The issue here is that several activities – including operational ones - will be able to be included in this broad definition, which has both domestic and international dimensions.

Actually, the former system did not openly grant any operational power to MİT, but the institution was still quite capable of conducting external operations. These kinds of operations – like the failed 1996 assassination attempt against Abdullah Öcalan in Damascus – were projects carried out with the political approval of prime ministers.

Nevertheless, the MİT’s domestic operational power was always extremely limited. It was able to conduct only counter-intelligence activities domestically. According to the MİT website, members of the MİT were able to use the rights and powers given to the security forces in general to protect their facilities and members, and to conduct counter-espionage activities.

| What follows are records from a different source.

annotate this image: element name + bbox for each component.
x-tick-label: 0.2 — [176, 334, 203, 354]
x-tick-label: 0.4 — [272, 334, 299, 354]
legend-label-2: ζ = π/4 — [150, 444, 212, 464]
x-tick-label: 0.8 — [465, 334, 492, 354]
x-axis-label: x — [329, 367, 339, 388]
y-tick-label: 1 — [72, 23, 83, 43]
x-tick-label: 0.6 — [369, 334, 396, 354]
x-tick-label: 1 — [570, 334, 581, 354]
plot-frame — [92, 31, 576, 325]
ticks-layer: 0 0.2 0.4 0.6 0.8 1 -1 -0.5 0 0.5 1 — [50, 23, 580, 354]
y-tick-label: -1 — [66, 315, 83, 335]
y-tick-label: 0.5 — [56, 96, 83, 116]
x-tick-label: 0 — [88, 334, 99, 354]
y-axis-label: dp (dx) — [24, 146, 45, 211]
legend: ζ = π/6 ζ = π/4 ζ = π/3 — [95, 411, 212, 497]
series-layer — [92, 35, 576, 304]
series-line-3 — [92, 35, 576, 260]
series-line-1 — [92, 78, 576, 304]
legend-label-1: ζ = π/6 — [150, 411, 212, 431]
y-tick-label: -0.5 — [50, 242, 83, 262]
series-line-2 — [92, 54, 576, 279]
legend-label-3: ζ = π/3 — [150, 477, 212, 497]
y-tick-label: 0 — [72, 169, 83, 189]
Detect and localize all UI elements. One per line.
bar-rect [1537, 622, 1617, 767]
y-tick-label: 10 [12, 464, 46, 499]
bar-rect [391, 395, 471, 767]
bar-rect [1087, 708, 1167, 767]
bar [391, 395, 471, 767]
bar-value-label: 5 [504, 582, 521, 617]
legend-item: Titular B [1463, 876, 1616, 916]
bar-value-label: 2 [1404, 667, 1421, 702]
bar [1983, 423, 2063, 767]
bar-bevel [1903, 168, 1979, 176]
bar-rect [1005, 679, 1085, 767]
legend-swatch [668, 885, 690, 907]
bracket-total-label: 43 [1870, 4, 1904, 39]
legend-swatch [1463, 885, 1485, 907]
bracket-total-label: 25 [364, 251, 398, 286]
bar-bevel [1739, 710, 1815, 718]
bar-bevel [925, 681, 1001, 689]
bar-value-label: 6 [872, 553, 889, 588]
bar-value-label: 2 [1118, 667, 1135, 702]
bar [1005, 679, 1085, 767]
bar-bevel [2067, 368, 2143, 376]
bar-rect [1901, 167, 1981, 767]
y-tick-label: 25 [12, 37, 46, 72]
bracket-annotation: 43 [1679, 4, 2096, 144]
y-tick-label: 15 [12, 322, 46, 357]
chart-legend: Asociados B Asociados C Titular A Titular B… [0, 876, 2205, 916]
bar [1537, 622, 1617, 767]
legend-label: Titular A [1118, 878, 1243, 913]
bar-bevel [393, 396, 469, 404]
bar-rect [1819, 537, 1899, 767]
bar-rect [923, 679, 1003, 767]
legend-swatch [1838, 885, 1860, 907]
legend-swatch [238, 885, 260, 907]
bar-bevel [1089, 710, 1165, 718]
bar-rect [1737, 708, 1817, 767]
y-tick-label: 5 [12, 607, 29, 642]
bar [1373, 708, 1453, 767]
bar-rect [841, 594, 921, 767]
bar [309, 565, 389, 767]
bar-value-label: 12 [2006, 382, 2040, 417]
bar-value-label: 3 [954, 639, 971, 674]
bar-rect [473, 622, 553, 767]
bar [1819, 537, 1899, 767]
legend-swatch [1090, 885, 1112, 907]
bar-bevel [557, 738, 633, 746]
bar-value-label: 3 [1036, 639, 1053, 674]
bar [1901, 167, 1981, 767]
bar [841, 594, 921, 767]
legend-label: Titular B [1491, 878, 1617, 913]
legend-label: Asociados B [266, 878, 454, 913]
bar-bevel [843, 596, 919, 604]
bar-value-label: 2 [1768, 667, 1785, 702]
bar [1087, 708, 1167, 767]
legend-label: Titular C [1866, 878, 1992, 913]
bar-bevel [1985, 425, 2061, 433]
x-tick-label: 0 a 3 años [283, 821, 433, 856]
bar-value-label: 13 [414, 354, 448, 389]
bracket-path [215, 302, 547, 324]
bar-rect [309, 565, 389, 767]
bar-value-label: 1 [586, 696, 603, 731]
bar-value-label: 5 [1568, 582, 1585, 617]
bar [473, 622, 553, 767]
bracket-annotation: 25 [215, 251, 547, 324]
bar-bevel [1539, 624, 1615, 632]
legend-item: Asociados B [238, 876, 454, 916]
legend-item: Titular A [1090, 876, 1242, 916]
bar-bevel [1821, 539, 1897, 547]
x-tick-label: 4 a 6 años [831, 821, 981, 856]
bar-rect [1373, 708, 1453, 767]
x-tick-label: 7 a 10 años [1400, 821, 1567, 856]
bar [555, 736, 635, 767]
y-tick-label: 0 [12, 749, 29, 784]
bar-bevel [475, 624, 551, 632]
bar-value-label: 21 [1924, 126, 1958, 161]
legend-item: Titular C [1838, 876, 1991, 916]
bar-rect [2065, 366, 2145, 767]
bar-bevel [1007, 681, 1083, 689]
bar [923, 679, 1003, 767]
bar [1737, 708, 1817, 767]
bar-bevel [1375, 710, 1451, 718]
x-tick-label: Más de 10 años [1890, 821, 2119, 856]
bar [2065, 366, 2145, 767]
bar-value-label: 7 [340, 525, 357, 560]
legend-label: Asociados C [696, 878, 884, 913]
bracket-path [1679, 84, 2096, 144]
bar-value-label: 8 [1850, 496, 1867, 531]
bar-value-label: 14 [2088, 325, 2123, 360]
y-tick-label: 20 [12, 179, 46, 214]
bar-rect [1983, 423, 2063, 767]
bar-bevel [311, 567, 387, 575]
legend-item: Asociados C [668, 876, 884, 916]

This legal framework gave the MİT power to respond with an armed operation against another country’s secret service’s espionage activities in Turkey. Apart from that, anti-terror operational powers were only given to the police and the gendarmerie.

When this is taken into consideration, we see that the new law brings a broader framework to the government’s authority to assign the MİT over matters of external security, the fight against terror and national security.

No doubt, other questions such as how this expression will be interpreted, how it will be applied in connection with this, where the operational authorization boundaries will stop, and what kind of organizations and structures will be targeted in these assignments, are critically important.

The government wing in the parliamentary debate stated that the MİT’s domestic policing powers were limited to espionage crimes, trying to refute criticism that operational powers had been broadened.

However, in a field where confidentiality dominates entirely, and where practices are arranged with even more confidential regulations, these kinds of abstract assurances cannot be regarded as adequate.